Il Bonus ristrutturazione è stato confermato anche per l’anno in corso ma, considerando le variabili che possono intervenire in un contesto domestico, alcuni punti restano ancora in chiaroscuro.

Ad esempio, a seguito di interventi finanziati con la prospettiva di un vantaggio fiscale, potrebbe porsi la questione della divisione dell’unità immobiliare. In sostanza, a fronte di un intervento già eseguito, l’immobile che ne ha beneficiato potrebbe essere trasformato in due distinte unità usufruendo della medesima agevolazione? La questione si pone innanzitutto da un punto di vista legislativo.

La normativa in merito, infatti, prevede che il tetto di spesa venga in ogni caso calcolato sulla situazione dell’immobile al momento dell’inizio dei lavori. E tale carico di spese sarà quello che andrà a far fede in dichiarazione dei redditi.

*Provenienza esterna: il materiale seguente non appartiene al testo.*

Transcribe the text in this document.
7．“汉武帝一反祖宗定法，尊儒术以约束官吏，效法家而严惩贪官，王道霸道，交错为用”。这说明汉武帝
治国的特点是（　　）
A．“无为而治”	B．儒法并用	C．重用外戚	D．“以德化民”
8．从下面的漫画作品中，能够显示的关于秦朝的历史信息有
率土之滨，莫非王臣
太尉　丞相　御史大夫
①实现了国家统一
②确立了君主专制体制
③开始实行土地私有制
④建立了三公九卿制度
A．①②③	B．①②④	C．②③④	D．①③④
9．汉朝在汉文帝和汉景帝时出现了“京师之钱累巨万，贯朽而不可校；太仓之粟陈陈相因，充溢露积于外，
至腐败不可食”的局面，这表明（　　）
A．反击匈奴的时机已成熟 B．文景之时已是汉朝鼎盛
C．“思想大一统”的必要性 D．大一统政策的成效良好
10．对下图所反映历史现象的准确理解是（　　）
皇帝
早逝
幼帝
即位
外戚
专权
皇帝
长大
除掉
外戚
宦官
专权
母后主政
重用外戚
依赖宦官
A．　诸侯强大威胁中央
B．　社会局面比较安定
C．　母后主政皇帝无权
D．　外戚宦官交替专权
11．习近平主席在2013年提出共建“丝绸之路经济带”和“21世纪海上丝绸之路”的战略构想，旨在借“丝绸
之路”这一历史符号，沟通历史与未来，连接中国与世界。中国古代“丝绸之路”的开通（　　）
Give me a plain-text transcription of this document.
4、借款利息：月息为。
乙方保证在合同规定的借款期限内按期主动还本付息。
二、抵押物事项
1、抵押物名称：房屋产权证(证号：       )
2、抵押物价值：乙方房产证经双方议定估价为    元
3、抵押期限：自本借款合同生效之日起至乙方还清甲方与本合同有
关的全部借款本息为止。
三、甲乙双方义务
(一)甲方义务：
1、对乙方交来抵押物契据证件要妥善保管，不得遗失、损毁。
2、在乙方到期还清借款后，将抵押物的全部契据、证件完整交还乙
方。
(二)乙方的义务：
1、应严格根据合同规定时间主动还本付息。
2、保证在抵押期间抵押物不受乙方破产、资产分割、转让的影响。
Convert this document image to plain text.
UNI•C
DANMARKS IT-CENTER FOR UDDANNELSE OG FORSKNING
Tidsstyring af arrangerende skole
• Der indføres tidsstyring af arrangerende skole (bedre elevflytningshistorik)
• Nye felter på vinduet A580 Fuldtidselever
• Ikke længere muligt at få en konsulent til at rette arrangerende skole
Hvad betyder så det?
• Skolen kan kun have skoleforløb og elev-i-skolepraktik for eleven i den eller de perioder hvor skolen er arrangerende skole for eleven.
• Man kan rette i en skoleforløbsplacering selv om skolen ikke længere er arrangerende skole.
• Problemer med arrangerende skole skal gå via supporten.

Questo significa che, in caso di passaggio a due distinte unità abitative al termine dei lavori, per l’immobile varrà il medesimo tetto di spesa previsto su un’unità singola, ossia 96 mila euro.

L’unica condizione a  dover essere tenuta in considerazione, quindi, è quella legata alla situazione catastale al via dei lavori di ristrutturazione. Nondimeno, varrà la condizione prevista dal Bonus ristrutturazione stesso, ossia la detrazione di un importo pari alla metà delle spese sostenute. Lo sconto Irpef sarà quindi del 50% del totale dei costi, con un rientro nei successivi dieci anni di dichiarazioni reddituali. Eventuali variazioni catastali successive agli interventi non saranno quindi prese in considerazione, almeno non in maniera influente sull’agevolazione fiscale legata al Bonus ristrutturazione.

Bonus ristrutturazione e divisione immobiliare: perché il tetto di spesa resta lo stesso

La normativa vigente non ammette deroghe dal punto di vista catastale. La determinazione del limite di spesa sarà derivante da quanto censito in catasto all’inizio dei lavori edilizi. Gli eventuali interventi successivi faranno fede unicamente a lavori futuri, in quanto il tetto di detrazione deve essere stabilito prima dell’avvio del cantiere.

Il limite di spesa non raddoppierebbe nemmeno a opera in corso. La stessa Agenzia delle Entrate era intervenuta sulla questione, rilasciando la circolare numero 121 dell’11 maggio 1998, ossia ben prima che la questione bonus fosse amplificata dall’emergenza Covid.

Nello specifico, la circolare fa riferimento al recupero del patrimonio edilizio e al ripristino delle unità immobiliari rese inagibili dagli eventi sismici, indicando chiaramente che la detrazione è valida sugli importi calcolati all’inizio dei lavori e sulla situazione catastale presente in quel momento.

In mancanza di indicazioni differenti, il limite è di fatto rimasto invariato anche negli anni successivi. A fronte di un tetto massimo di spesa detraibile pari a 96 mila euro, la rata complessiva da portare in detrazione annualmente sarebbe di 4.800 euro, sempre che il contribuente abbia capacità fiscale tale da riuscire a sostenere lo sconto Irpef rispetto alla quota di versamento. Stesso discorso nel caso in cui l’unità immobiliare non sia destinata a uso abitativo. Una successiva suddivisione immobiliare non garantirà un raddoppio del contributo detraibile, che resterà al 50% per l’ultimo anno, su tetto massimo di 96 mila euro.

Riassumendo…

  • Il Bonus ristrutturazione è calcolato sullo stato immobiliare dell’unità abitativa al momento dell’inizio dei lavori;
  • eventuali interventi di divisione immobiliare non faranno fede per la detrazione in dichiarazione dei redditi.